Friday, May 10, 2013

Toddlers.

Y’all.

Raising a toddler is starting to feel like that 4th of July contest they used to do at my neighborhood swimming pool – the one where they grease a watermelon and toss it into the deep end, and the first person who can dive down, retrieve said watermelon, and successfully swim up to the surface and put it on the edge of the pool wins a pack of Now & Laters or something.

It’s hard.  It’s entertaining.  It’s frustrating.

Toddlers are magical, wild, curious little beings.  Beings whose emotions turn on a dime.  Beings who have more willpower than is humanly possible.  Beings whose lives seem to be over if you put Cheerios in their snack cup instead of raisins.  Beings who will all of a sudden scream with absolute, unexplained terror during bath time when, just 24 hours earlier, they splished and splashed to their heart’s content.

Beings who will boycott bedtime for SEVEN.STRAIGHT.HOURS.

True story.

Last Sunday, Cameron Kate pretty much decided she was going to take a night off from sleeping.  And by take a night off, I mean stand in her crib and scream, “MAMA! DADA!  ALL DONE NIGHT-NIGHT!” from 7:40pm to 2:50am.

We tried everything.

We checked her temperature, no fever.  We checked on her in elongated intervals, gave her Ibuprofen, changed her diaper, even rocked her to a dead sleep (which we NEVER do) and then oh-so-slowly we’d place her back into her crib when BAM SHE WAS AWAKE AGAIN AND IMMEDIATELY STARTED SCREAMING.

At about midnight, TJ said, “Ok, we’ve just gotta let her sort this out on her own.”  I agreed, though we all know it is MUCH harder for a mama to listen to her screaming toddler than it is for a dada.  Within minutes, my hub was snoring away while I had my eyes locked on the video monitor.  I mean, how much longer could she REALLY keep this up?!

It had already been over four hours.

All of a sudden she started trying to climb out of the crib.  She pulled herself up on top of the crib rail and was balancing with her belly on the bar – head leaning toward the floor, feet hovering over the crib mattress, Superman style.

“OMIGOD-SHE’S-GOING-TO-CLIMB-OUT-OF-THE-CRIB-AND-BREAK-HER-NECK!”

I shot out of our bed and TJ abruptly woke up and told me I needed to calm the heck down. 

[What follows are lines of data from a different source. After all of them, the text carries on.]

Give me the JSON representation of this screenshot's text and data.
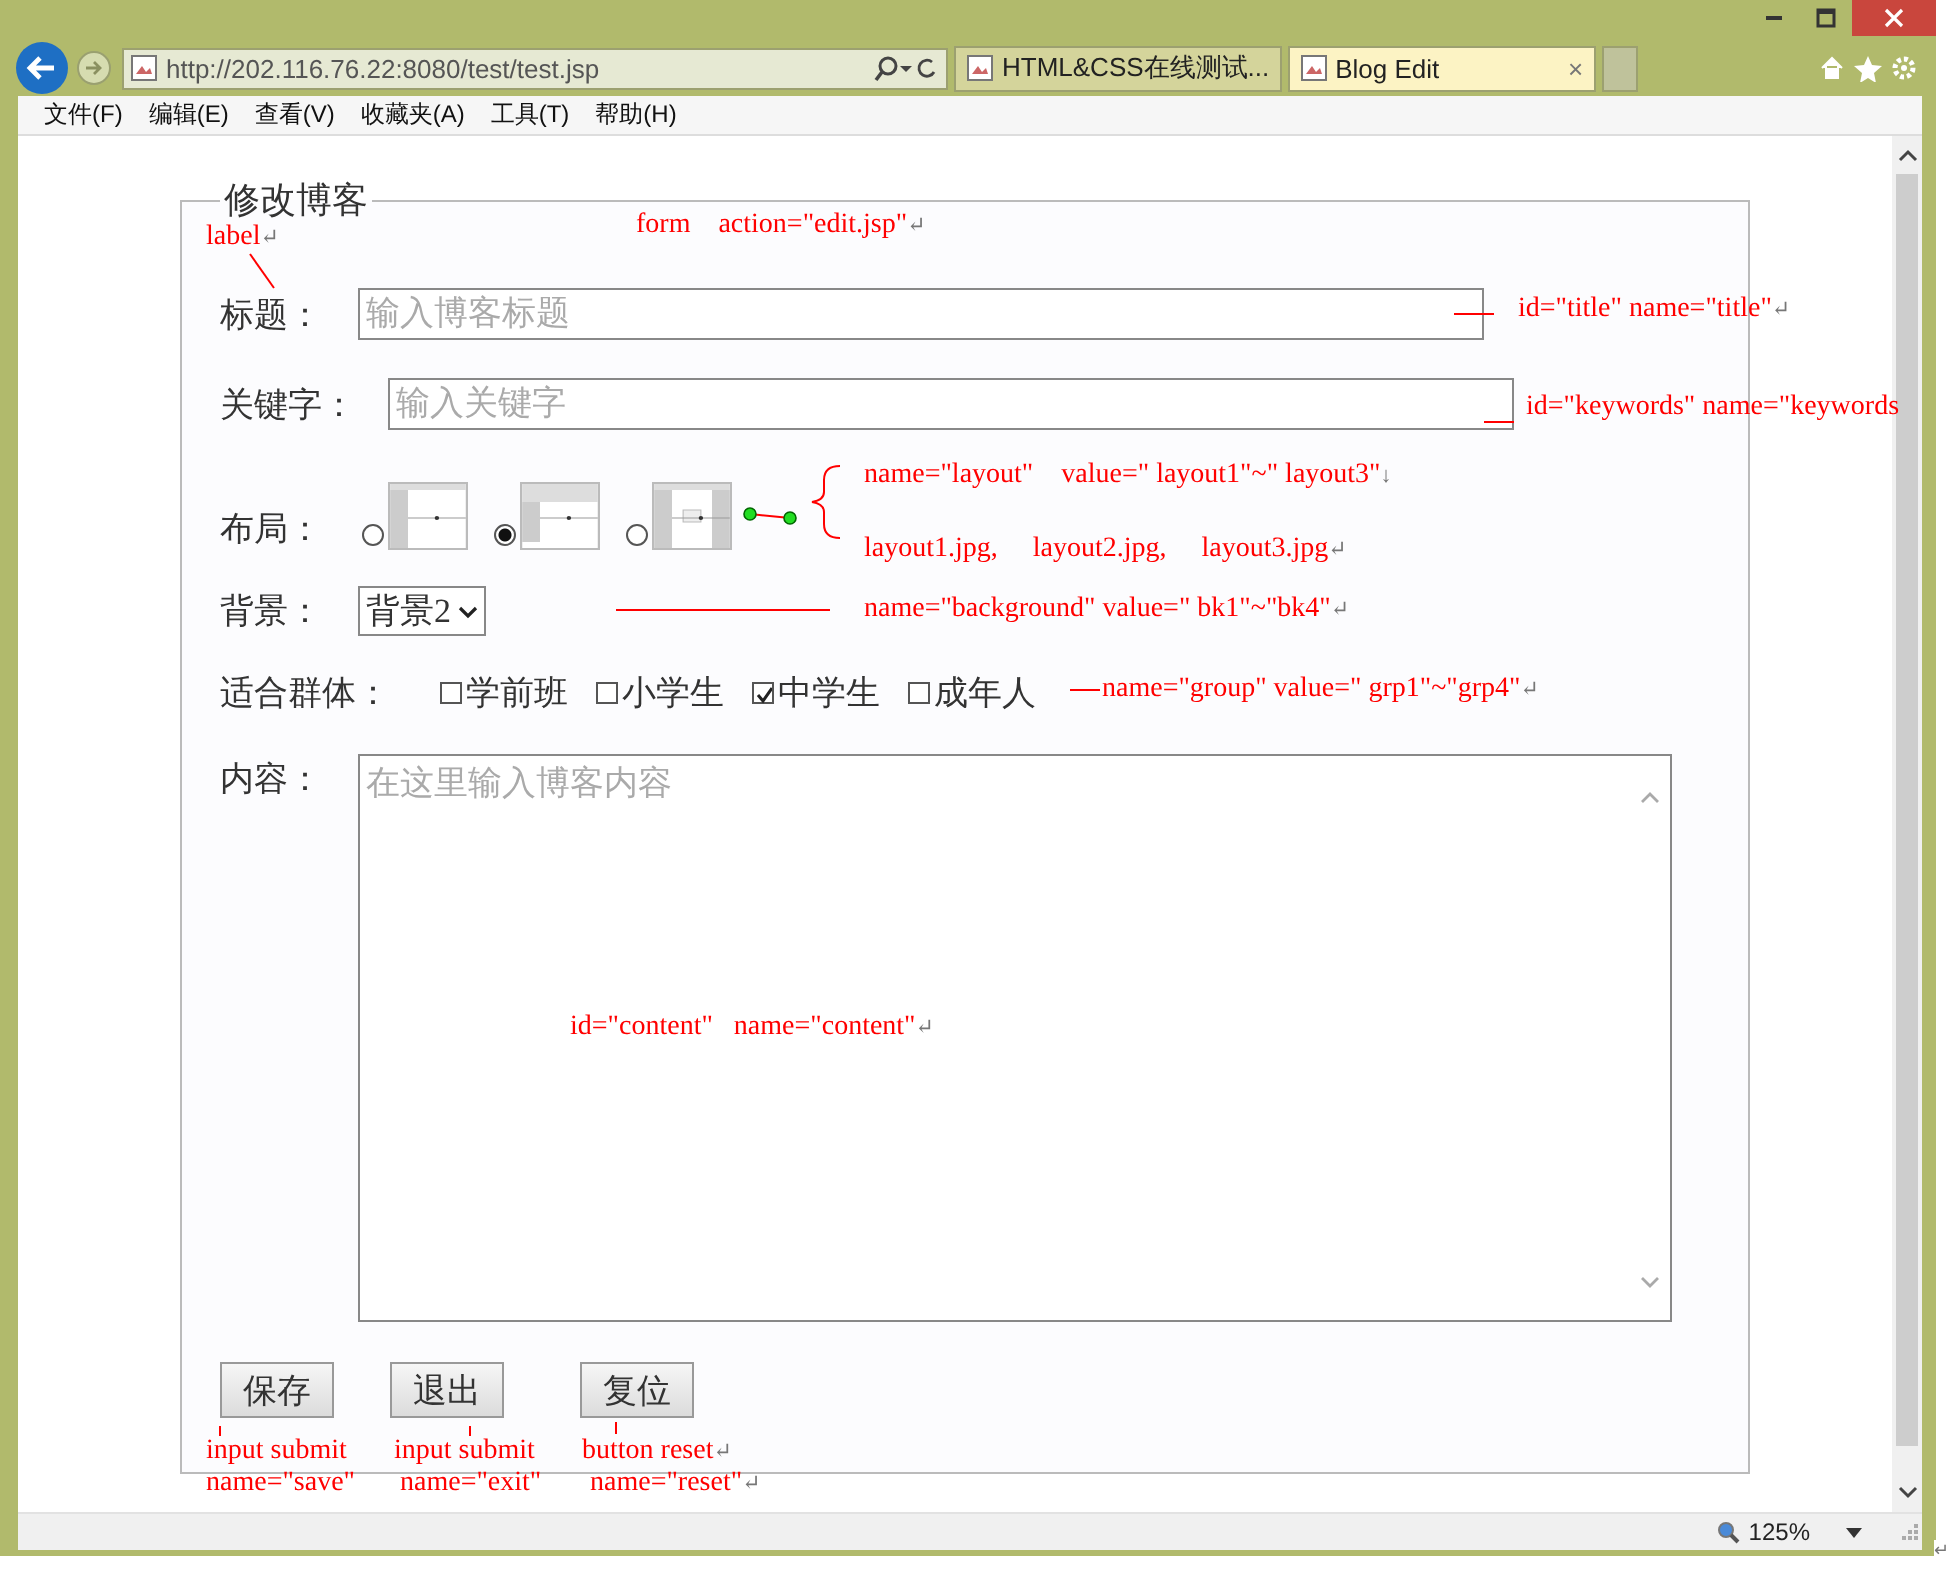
{
  "browser": {
    "address": "http://202.116.76.22:8080/test/test.jsp",
    "tabs": [
      {
        "title": "HTML&CSS在线测试...",
        "selected": false
      },
      {
        "title": "Blog Edit",
        "selected": true,
        "close": "×"
      }
    ],
    "menu": [
      "文件(F)",
      "编辑(E)",
      "查看(V)",
      "收藏夹(A)",
      "工具(T)",
      "帮助(H)"
    ],
    "zoom": "125%"
  },
  "form": {
    "legend": "修改博客",
    "title": {
      "label": "标题：",
      "placeholder": "输入博客标题"
    },
    "keywords": {
      "label": "关键字：",
      "placeholder": "输入关键字"
    },
    "layout": {
      "label": "布局：",
      "options": [
        {
          "selected": false
        },
        {
          "selected": true
        },
        {
          "selected": false
        }
      ]
    },
    "background": {
      "label": "背景：",
      "value": "背景2"
    },
    "group": {
      "label": "适合群体：",
      "options": [
        {
          "label": "学前班",
          "checked": false
        },
        {
          "label": "小学生",
          "checked": false
        },
        {
          "label": "中学生",
          "checked": true
        },
        {
          "label": "成年人",
          "checked": false
        }
      ]
    },
    "content": {
      "label": "内容：",
      "placeholder": "在这里输入博客内容"
    },
    "buttons": [
      "保存",
      "退出",
      "复位"
    ]
  },
  "annotations": [
    {
      "text": "label",
      "mark": "↵"
    },
    {
      "text": "form    action=\"edit.jsp\"",
      "mark": "↵"
    },
    {
      "text": "id=\"title\" name=\"title\"",
      "mark": "↵"
    },
    {
      "text": "id=\"keywords\" name=\"keywords"
    },
    {
      "text": "name=\"layout\"    value=\" layout1\"~\" layout3\"",
      "mark": "↓"
    },
    {
      "text": "layout1.jpg,     layout2.jpg,     layout3.jpg",
      "mark": "↵"
    },
    {
      "text": "name=\"background\" value=\" bk1\"~\"bk4\"",
      "mark": "↵"
    },
    {
      "text": "name=\"group\" value=\" grp1\"~\"grp4\"",
      "mark": "↵"
    },
    {
      "text": "id=\"content\"   name=\"content\"",
      "mark": "↵"
    },
    {
      "text": "input submit"
    },
    {
      "text": "name=\"save\""
    },
    {
      "text": "input submit"
    },
    {
      "text": "name=\"exit\""
    },
    {
      "text": "button reset",
      "mark": "↵"
    },
    {
      "text": "name=\"reset\"",
      "mark": "↵"
    }
  ],
  "end_mark": "↵"
}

He assured me she would not break her neck.  I wasn’t convinced, so I kept my eyes glued to the monitor while my child went back-and-forth between standing in the crib and stomping and screaming, and teetering her little body dangerously over the edge of the rail.

I was a mess.  My emotions went from being scared, to exhausted, to emotional, to frustrated.  And finally, at 2:50am, I couldn’t take it anymore.

I went into her room and climbed into the crib with her.

I guess TJ woke up and realized I was missing, so he ventured into Cameron’s room, and said, “Where ARE you?!”

“I’m over here!”  I whispered.  “In the crib!”

“Get out, you’re going to break it!”

I was too tired to be insulted.

With ninja-like stealth, I attempted to ease my body over the rails when she woke up.  My wonderful hub then decided to make a pallet on her floor, pull out her crib mattress, and coax her to sleep with him by her side.

We all finally fell asleep around 3:30am.

My alarm went off at 6:02am.  Hello Monday morning!

I managed to make it to work and called the pediatrician as SOON as they opened.  After all, SOMETHING must be wrong with my kid.  Who screams and boycotts bedtime for SEVEN.STRAIGHT.HOURS?!

A long talk with the pediatric nurse and pediatrician, a podcast, and some research later, we had our diagnosis – I am the proud mother of a TODDLER.

A toddler who is too smart for her own good and stubborn as all get out.  A toddler who tries my patience, who will lean over, smack my leg, look at me and say, “Time out?”

Like the 4th of July watermelon game, I have to keep striving to find the humor in it all.  Because really, when she’s lying on the kitchen floor screaming, “NO CHEERIOS!!!!!!!!!” like the world is ending, how do you not giggle?

And have you ever watched grown people try to swim holding vaseline-covered watermelons?

These moments are fleeting.  And one day I’ll miss the way she crinkles her nose when she’s up to no good, the way she knowingly pushes the limits with a sneaky smile, the way she sometimes prefers to sleep on my chest instead of her crib.

And while each and every day I thank God for choosing me to be her mama, because I love her more than life itself – I also ask God for the patience, enough deep breaths, and enough bottles of wine to get me through the toddler years.

1 comment:

  1. I seriously just LOL'd at the "too tired to be insulted" bit. You are rockin' it! But yes, toddlerhood is OH so fabulous and OH so frustrating! Maybe the teenage years will be a breeze?! Ha!